Stanford is extremely thin off the bench. 6'6 freshman Dan Grunfeld plays about 12 minutes per game off the bench on the wing and is a shooting specialist. Jason Haas, a 6'2 point guard occasionally spells Barnes and 6'9 junior Joe Kirchofer and 6'10 Matt Haryasz each play 7 or 8 minutes on average along the frontline. Getting Stanford in trouble in the frontcourt with Ike Diogu is something that could pay huge dividends against the Cardinal.

Tommy Smith should have a field day going against Robinson when Montgomery plays a man to man defense, especially if he elects to have his players continuously double and even triple team Diogu, as has been the case of late. ASU is quicker and more athletic at power forward and center and must take advantage of that offensively. Stanford is the best defensive rebounding team in the conference so shot selection is particularly important in this game and getting attempts inside the painted area with their interior players, Diogu and Smith, is vital.

Stanford is also the best team in the league at defending the three point shot, but this should only further ASU's objective will be to break down Stanford's defense from within. The Sun Devils are the best field-goal percentage team in the league despite being the worst team from the three-point line. Both teams are comfortable playing a half-court low scoring game and that's something that might happen in this contest, with ASU trying to get shots inside, and Stanford trying to establish their shooters.

It is imperative that ASU extends its defense and fight around picks and screens, much like the Cal game on Thursday. Stanford isn't particularly athletic, which means they won't beat you on a lot of drives to the hoop, rather crisp passing and player movement away from the ball will be their primary concern. Against Arizona, Stanford had an impressive 23 assists aiding a total of 30 field goals.

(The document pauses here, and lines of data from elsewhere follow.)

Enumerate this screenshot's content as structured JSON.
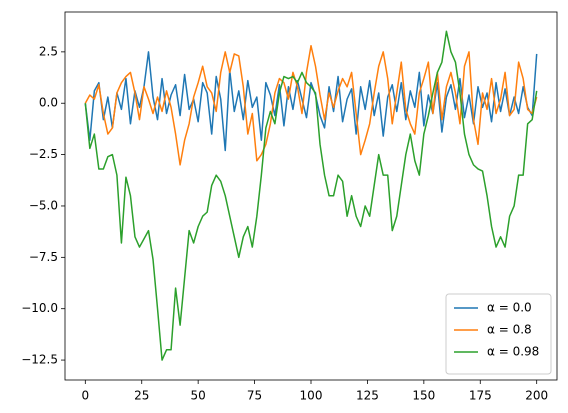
{
  "chart_data": {
    "type": "line",
    "x": [
      0,
      2,
      4,
      6,
      8,
      10,
      12,
      14,
      16,
      18,
      20,
      22,
      24,
      26,
      28,
      30,
      32,
      34,
      36,
      38,
      40,
      42,
      44,
      46,
      48,
      50,
      52,
      54,
      56,
      58,
      60,
      62,
      64,
      66,
      68,
      70,
      72,
      74,
      76,
      78,
      80,
      82,
      84,
      86,
      88,
      90,
      92,
      94,
      96,
      98,
      100,
      102,
      104,
      106,
      108,
      110,
      112,
      114,
      116,
      118,
      120,
      122,
      124,
      126,
      128,
      130,
      132,
      134,
      136,
      138,
      140,
      142,
      144,
      146,
      148,
      150,
      152,
      154,
      156,
      158,
      160,
      162,
      164,
      166,
      168,
      170,
      172,
      174,
      176,
      178,
      180,
      182,
      184,
      186,
      188,
      190,
      192,
      194,
      196,
      198,
      200
    ],
    "series": [
      {
        "name": "α = 0.0",
        "color": "#1f77b4",
        "values": [
          0,
          -1.8,
          0.6,
          1.0,
          -0.8,
          0.3,
          -1.2,
          0.5,
          -0.3,
          1.2,
          -1.0,
          0.6,
          -0.2,
          0.8,
          2.5,
          0.3,
          -0.8,
          1.2,
          -0.5,
          0.4,
          0.9,
          -0.6,
          1.4,
          -0.3,
          0.2,
          -0.9,
          1.0,
          0.5,
          -1.5,
          1.3,
          0.2,
          -2.3,
          1.6,
          -0.4,
          0.6,
          -0.8,
          1.1,
          -0.2,
          0.3,
          -1.8,
          1.0,
          0.4,
          -0.6,
          0.9,
          -1.1,
          0.8,
          -0.3,
          1.1,
          0.2,
          -0.7,
          1.0,
          0.4,
          -0.6,
          -1.2,
          0.8,
          -0.4,
          1.3,
          -0.9,
          0.2,
          0.7,
          -1.5,
          0.8,
          -0.3,
          1.1,
          -0.6,
          0.5,
          -1.6,
          0.3,
          0.9,
          -0.4,
          1.0,
          -0.8,
          0.6,
          -0.2,
          1.5,
          -1.1,
          0.4,
          -0.5,
          1.0,
          -1.4,
          0.3,
          0.9,
          -0.3,
          1.2,
          -0.7,
          0.4,
          -1.0,
          0.8,
          -0.2,
          0.5,
          -0.9,
          1.0,
          -0.4,
          0.7,
          -0.6,
          0.3,
          -0.5,
          0.8,
          -0.2,
          -0.6,
          2.4
        ]
      },
      {
        "name": "α = 0.8",
        "color": "#ff7f0e",
        "values": [
          0,
          0.4,
          0.2,
          0.9,
          -0.5,
          -1.5,
          -1.2,
          0.5,
          1.0,
          1.3,
          1.5,
          0.5,
          -0.8,
          0.8,
          0.2,
          -0.5,
          0.3,
          -0.4,
          0.6,
          -0.2,
          -1.5,
          -3.0,
          -1.8,
          -1.0,
          0.3,
          1.0,
          1.8,
          0.8,
          0.5,
          -0.4,
          1.5,
          2.5,
          1.5,
          2.4,
          2.3,
          0.8,
          -1.5,
          -0.5,
          -2.8,
          -2.5,
          -2.0,
          -1.0,
          0.5,
          1.2,
          1.0,
          0.2,
          1.5,
          0.8,
          -0.5,
          1.5,
          2.8,
          1.8,
          0.4,
          -0.8,
          0.5,
          -0.2,
          0.6,
          1.2,
          0.8,
          1.5,
          -0.5,
          -2.5,
          -1.8,
          -1.0,
          0.5,
          1.8,
          2.5,
          1.2,
          -1.0,
          0.5,
          2.0,
          -0.3,
          -1.0,
          -1.5,
          0.5,
          1.2,
          2.0,
          -0.5,
          1.5,
          -0.8,
          0.8,
          1.5,
          0.5,
          -1.0,
          1.8,
          2.5,
          -0.8,
          -2.0,
          0.5,
          -0.3,
          1.2,
          -0.5,
          0.2,
          1.5,
          -0.6,
          -0.3,
          2.0,
          1.2,
          -0.3,
          -0.5,
          0.3
        ]
      },
      {
        "name": "α = 0.98",
        "color": "#2ca02c",
        "values": [
          0,
          -2.2,
          -1.5,
          -3.2,
          -3.2,
          -2.6,
          -2.5,
          -3.5,
          -6.8,
          -3.6,
          -4.5,
          -6.5,
          -7.0,
          -6.6,
          -6.2,
          -7.6,
          -10.0,
          -12.5,
          -12.0,
          -12.0,
          -9.0,
          -10.8,
          -8.5,
          -6.2,
          -6.8,
          -6.0,
          -5.5,
          -5.3,
          -4.0,
          -3.5,
          -3.8,
          -4.5,
          -5.5,
          -6.5,
          -7.5,
          -6.5,
          -6.0,
          -7.0,
          -5.5,
          -3.5,
          -1.2,
          -0.4,
          -1.0,
          0.5,
          1.3,
          1.2,
          1.3,
          1.0,
          1.5,
          1.0,
          0.8,
          0.5,
          -2.0,
          -3.5,
          -4.5,
          -4.5,
          -3.5,
          -3.8,
          -5.5,
          -4.5,
          -5.5,
          -6.0,
          -5.0,
          -5.5,
          -4.0,
          -2.5,
          -3.5,
          -3.5,
          -6.2,
          -5.5,
          -4.0,
          -2.5,
          -1.5,
          -2.8,
          -3.5,
          -1.5,
          -0.6,
          0.5,
          1.5,
          2.0,
          3.5,
          2.5,
          2.0,
          0.5,
          -1.5,
          -2.5,
          -3.0,
          -3.2,
          -3.3,
          -4.5,
          -6.0,
          -7.0,
          -6.5,
          -7.0,
          -5.5,
          -5.0,
          -3.5,
          -3.5,
          -1.0,
          -0.8,
          0.6
        ]
      }
    ],
    "xlim": [
      -9,
      209
    ],
    "ylim": [
      -13.47,
      4.44
    ],
    "xticks": [
      0,
      25,
      50,
      75,
      100,
      125,
      150,
      175,
      200
    ],
    "yticks": [
      {
        "value": -12.5,
        "label": "−12.5"
      },
      {
        "value": -10,
        "label": "−10.0"
      },
      {
        "value": -7.5,
        "label": "−7.5"
      },
      {
        "value": -5,
        "label": "−5.0"
      },
      {
        "value": -2.5,
        "label": "−2.5"
      },
      {
        "value": 0,
        "label": "0.0"
      },
      {
        "value": 2.5,
        "label": "2.5"
      }
    ],
    "legend": "lower right",
    "grid": false
  }
}
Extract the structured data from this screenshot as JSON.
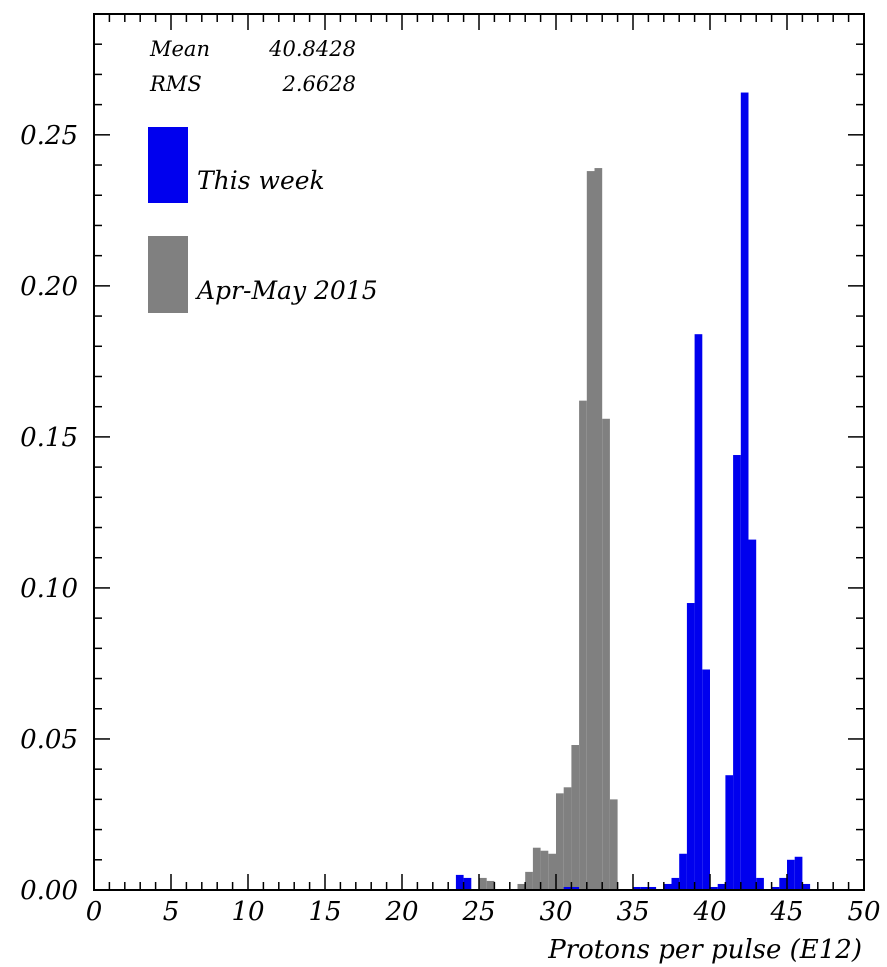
{
  "chart_data": {
    "type": "bar",
    "xlabel": "Protons per pulse (E12)",
    "ylabel": "",
    "xlim": [
      0,
      50
    ],
    "ylim": [
      0,
      0.29
    ],
    "bin_width": 0.5,
    "x_ticks": [
      "0",
      "5",
      "10",
      "15",
      "20",
      "25",
      "30",
      "35",
      "40",
      "45",
      "50"
    ],
    "y_ticks": [
      "0.00",
      "0.05",
      "0.10",
      "0.15",
      "0.20",
      "0.25"
    ],
    "y_tick_values": [
      0,
      0.05,
      0.1,
      0.15,
      0.2,
      0.25
    ],
    "stats": [
      {
        "label": "Mean",
        "value": "40.8428"
      },
      {
        "label": "RMS",
        "value": "2.6628"
      }
    ],
    "legend": {
      "placement": "top-left",
      "entries": [
        {
          "label": "This week",
          "color": "#0000ee"
        },
        {
          "label": "Apr-May 2015",
          "color": "#808080"
        }
      ]
    },
    "series": [
      {
        "name": "Apr-May 2015",
        "color": "#808080",
        "bins": [
          [
            25.0,
            0.004
          ],
          [
            25.5,
            0.003
          ],
          [
            27.5,
            0.002
          ],
          [
            28.0,
            0.006
          ],
          [
            28.5,
            0.014
          ],
          [
            29.0,
            0.013
          ],
          [
            29.5,
            0.012
          ],
          [
            30.0,
            0.032
          ],
          [
            30.5,
            0.034
          ],
          [
            31.0,
            0.048
          ],
          [
            31.5,
            0.162
          ],
          [
            32.0,
            0.238
          ],
          [
            32.5,
            0.239
          ],
          [
            33.0,
            0.156
          ],
          [
            33.5,
            0.03
          ]
        ]
      },
      {
        "name": "This week",
        "color": "#0000ee",
        "bins": [
          [
            23.5,
            0.005
          ],
          [
            24.0,
            0.004
          ],
          [
            30.5,
            0.001
          ],
          [
            31.0,
            0.001
          ],
          [
            35.0,
            0.001
          ],
          [
            35.5,
            0.001
          ],
          [
            36.0,
            0.001
          ],
          [
            37.0,
            0.002
          ],
          [
            37.5,
            0.004
          ],
          [
            38.0,
            0.012
          ],
          [
            38.5,
            0.095
          ],
          [
            39.0,
            0.184
          ],
          [
            39.5,
            0.073
          ],
          [
            40.0,
            0.001
          ],
          [
            40.5,
            0.002
          ],
          [
            41.0,
            0.038
          ],
          [
            41.5,
            0.144
          ],
          [
            42.0,
            0.264
          ],
          [
            42.5,
            0.116
          ],
          [
            43.0,
            0.004
          ],
          [
            44.0,
            0.001
          ],
          [
            44.5,
            0.004
          ],
          [
            45.0,
            0.01
          ],
          [
            45.5,
            0.011
          ],
          [
            46.0,
            0.002
          ]
        ]
      }
    ]
  }
}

Offensively it will be important for the Sun Devils to have some good open look shooting from players like Curtis Millage, Jamal Hill, Shawn Redhage and Kenny Crandall. Stanford is likely to put a high emphasis on stopping Diogu and whether they do so out of a collapsed zone or man to man help, it will leave open looks for spot up shooting. If the Sun Devils can take high percentage shots, keep Stanford off the offensive glass, defend the passing lanes and fight through and around picks on defense the chances of winning are excellent.